[前回の続き]
海図にある六つの航路を光の<ディメイション>でなぞった。すると、海図にそれぞれの潮の流れが輝きながらあれわれ、一箇所で交わった。それが、中心海だった。
フック線長は中心海へ行くため私を連れ、いそいそと森を後にして近くの海岸に泊めてあるという海賊船へ向かった。
その道中線長は、<ディメイション>の変化をした体のことについて教えてくれた。
「いいか、貴様のその体はもう現実にいた頃の肉体とは違う。別物だ。区別するためにこの世界では、変化体と言っている。」
(変化体?)
「そうだ。オラ様が森でチロチロと口から火を出したのを覚えているか?」
(ああ、うん)
暗くなった森でたき火をしようとして困っていたら、線長が口から火を出したのを思い出した。
「現実の肉体ではそういう事は出来ない。が、変化体になれば自分の思いに変化体が応えてくれるようになる。つまり、火が欲しいと思えば火を吐くように変化体が反応するし、暗くて光が欲しいと思えば変化体は光を放つようになる。」
前から感づいていたことだが、やっぱり線長は自分の目的である中心海に行くためにわざとキツイ言葉を投げかけ私を森の暗闇の中に引っ張り込んだんだ。そして、暗闇の中で私を一人にして光の変化体になるのを待ったんだ。

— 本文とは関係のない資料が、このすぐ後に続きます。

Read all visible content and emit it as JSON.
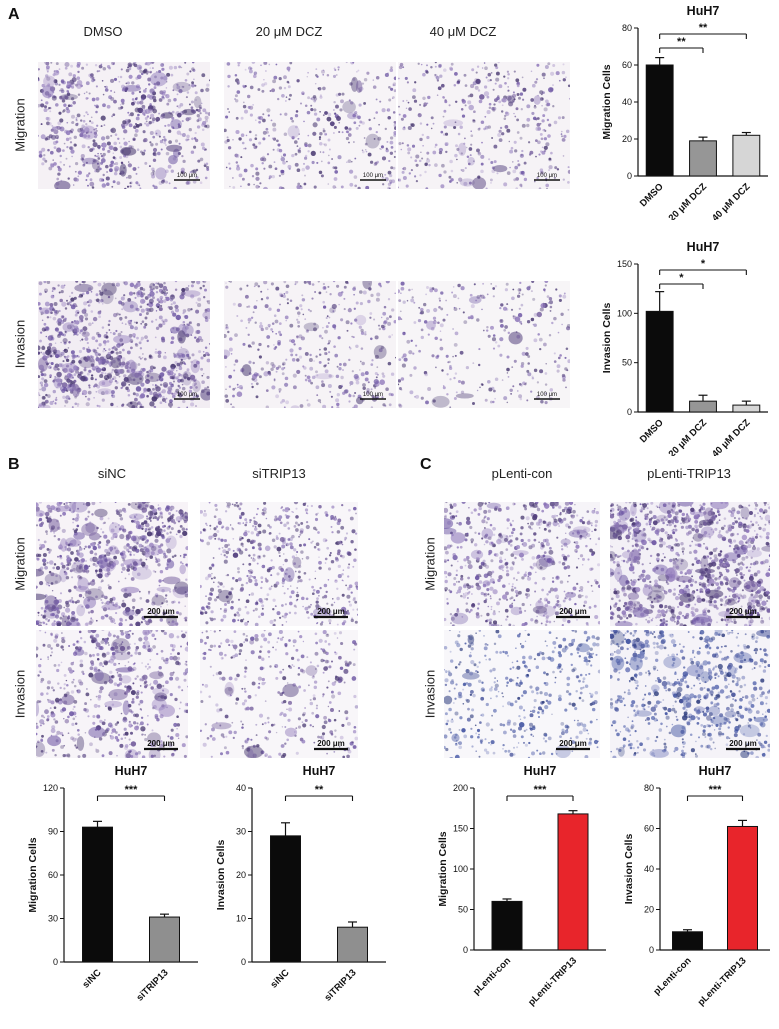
{
  "figure": {
    "panel_a": {
      "label": "A",
      "columns": [
        "DMSO",
        "20 μM DCZ",
        "40 μM DCZ"
      ],
      "rows": [
        "Migration",
        "Invasion"
      ],
      "scale_bar": "100 μm"
    },
    "panel_b": {
      "label": "B",
      "columns": [
        "siNC",
        "siTRIP13"
      ],
      "rows": [
        "Migration",
        "Invasion"
      ],
      "scale_bar": "200 μm"
    },
    "panel_c": {
      "label": "C",
      "columns": [
        "pLenti-con",
        "pLenti-TRIP13"
      ],
      "rows": [
        "Migration",
        "Invasion"
      ],
      "scale_bar": "200 μm"
    }
  },
  "chart_data": [
    {
      "id": "a-migration",
      "type": "bar",
      "title": "HuH7",
      "xlabel": "",
      "ylabel": "Migration Cells",
      "categories": [
        "DMSO",
        "20 μM DCZ",
        "40 μM DCZ"
      ],
      "values": [
        60,
        19,
        22
      ],
      "errors": [
        4,
        2,
        1.5
      ],
      "ylim": [
        0,
        80
      ],
      "yticks": [
        0,
        20,
        40,
        60,
        80
      ],
      "bar_colors": [
        "#0b0b0b",
        "#969696",
        "#d6d6d6"
      ],
      "significance": [
        {
          "from": 0,
          "to": 1,
          "label": "**"
        },
        {
          "from": 0,
          "to": 2,
          "label": "**"
        }
      ]
    },
    {
      "id": "a-invasion",
      "type": "bar",
      "title": "HuH7",
      "xlabel": "",
      "ylabel": "Invasion Cells",
      "categories": [
        "DMSO",
        "20 μM DCZ",
        "40 μM DCZ"
      ],
      "values": [
        102,
        11,
        7
      ],
      "errors": [
        20,
        6,
        4
      ],
      "ylim": [
        0,
        150
      ],
      "yticks": [
        0,
        50,
        100,
        150
      ],
      "bar_colors": [
        "#0b0b0b",
        "#969696",
        "#d6d6d6"
      ],
      "significance": [
        {
          "from": 0,
          "to": 1,
          "label": "*"
        },
        {
          "from": 0,
          "to": 2,
          "label": "*"
        }
      ]
    },
    {
      "id": "b-migration",
      "type": "bar",
      "title": "HuH7",
      "xlabel": "",
      "ylabel": "Migration Cells",
      "categories": [
        "siNC",
        "siTRIP13"
      ],
      "values": [
        93,
        31
      ],
      "errors": [
        4,
        2
      ],
      "ylim": [
        0,
        120
      ],
      "yticks": [
        0,
        30,
        60,
        90,
        120
      ],
      "bar_colors": [
        "#0b0b0b",
        "#8f8f8f"
      ],
      "significance": [
        {
          "from": 0,
          "to": 1,
          "label": "***"
        }
      ]
    },
    {
      "id": "b-invasion",
      "type": "bar",
      "title": "HuH7",
      "xlabel": "",
      "ylabel": "Invasion Cells",
      "categories": [
        "siNC",
        "siTRIP13"
      ],
      "values": [
        29,
        8
      ],
      "errors": [
        3,
        1.2
      ],
      "ylim": [
        0,
        40
      ],
      "yticks": [
        0,
        10,
        20,
        30,
        40
      ],
      "bar_colors": [
        "#0b0b0b",
        "#8f8f8f"
      ],
      "significance": [
        {
          "from": 0,
          "to": 1,
          "label": "**"
        }
      ]
    },
    {
      "id": "c-migration",
      "type": "bar",
      "title": "HuH7",
      "xlabel": "",
      "ylabel": "Migration Cells",
      "categories": [
        "pLenti-con",
        "pLenti-TRIP13"
      ],
      "values": [
        60,
        168
      ],
      "errors": [
        3,
        4
      ],
      "ylim": [
        0,
        200
      ],
      "yticks": [
        0,
        50,
        100,
        150,
        200
      ],
      "bar_colors": [
        "#0b0b0b",
        "#e8252b"
      ],
      "significance": [
        {
          "from": 0,
          "to": 1,
          "label": "***"
        }
      ]
    },
    {
      "id": "c-invasion",
      "type": "bar",
      "title": "HuH7",
      "xlabel": "",
      "ylabel": "Invasion Cells",
      "categories": [
        "pLenti-con",
        "pLenti-TRIP13"
      ],
      "values": [
        9,
        61
      ],
      "errors": [
        1,
        3
      ],
      "ylim": [
        0,
        80
      ],
      "yticks": [
        0,
        20,
        40,
        60,
        80
      ],
      "bar_colors": [
        "#0b0b0b",
        "#e8252b"
      ],
      "significance": [
        {
          "from": 0,
          "to": 1,
          "label": "***"
        }
      ]
    }
  ]
}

(なんてひでえオジサンだ。自分が光の変化体になれば済むことじゃないか)
「それが出来れば、小僧なんぞに用はねーや。変化体にも限界がある。オラ様がいくら暗闇の中で光が欲しいと思っても、火か炎にしかならない。光にはなれねーんだ。」
(うーん・・・)そのまま信じていいものかどうか迷ってしまう。
「変化体が反応するのは、思いの強さとその質の『コラボ』によるんだ。強さはどうにかなるんだが、質ってのは努力してもなかなか出来ないもので、・・・才能と言っていいかもしれん。オラ様の思いには光の質がないんだろう。」
(強さと質・・・才能・・・)
わかるような、わからないような・・・頭の中がいっぱいになって、あふれそうになってきた。